Our deliverance from naiveté is a good thing, even if it disturbs us a little, because we are now granted free-will from the non-contingency of philosophical accounts of history. It is just this interrelationship between science and society that liberates us: “Science, Fara reminds us in the end, has always to some degree or other been bound up with the pursuit of political and economic power.” Here professional anti-history is at work: this is all post-Shapin; never mind the Marxists.
I don’t know whether Fara’s narrative follows the same trail, because I haven’t read her book, but Morus’ interpretation is classic morality tale. For all its methodological sophistication, it is designed to manipulate and conflate the history of science and the history of our profession to deliver a novel and unqualified moral message: we have the power to question science, to assert political objectives in the face of allegedly objective knowledge, to use science responsibly. That is the gift of culture and contingency.
It may be necessary to rough up the philosophers, scientists, and the pop historians a little, but they’ll thank us for it later once they know how excellent it is to have free will. Morus’ fn. 1: “I am being deliberately rude, of course, but it is a peculiar feature of the sort of history of science that lionizes its protagonists that it tends to deprive them of agency as much as does any heroic fairy story. Faraday according to these kinds of accounts was as much a prisoner of fate as was Beowulf.”

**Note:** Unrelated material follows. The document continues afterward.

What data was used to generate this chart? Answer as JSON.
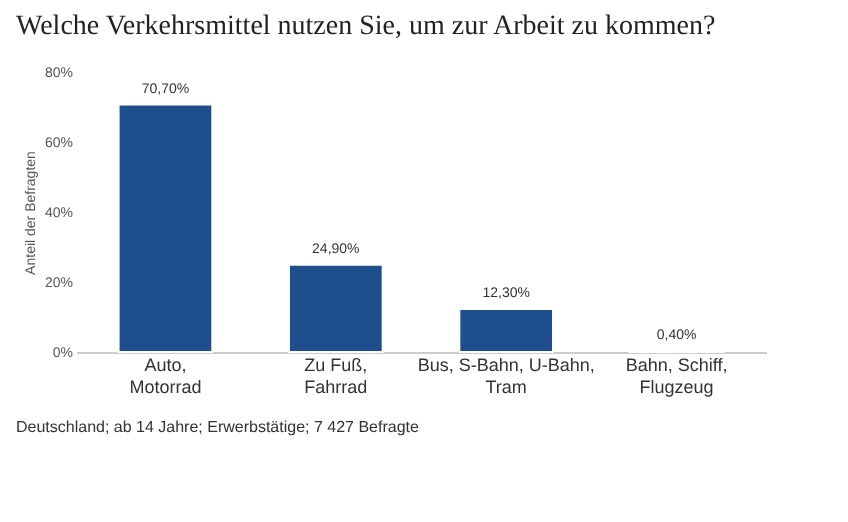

Morus wants to get beyond the fairytales that pervade general knowledge of history. I do agree that we need a better synthesis, but if we want to get there any time soon, we have to stop making up fairytales about ourselves and our brave battles against intellectual strawmen. In our enthusiasm for the history of practices and culture, I’m not sure we realize just how enslaved our narratives are to the ideas that we have so cavalierly shoved aside as the historiographically artificial plaything of philosophically-disposed historians.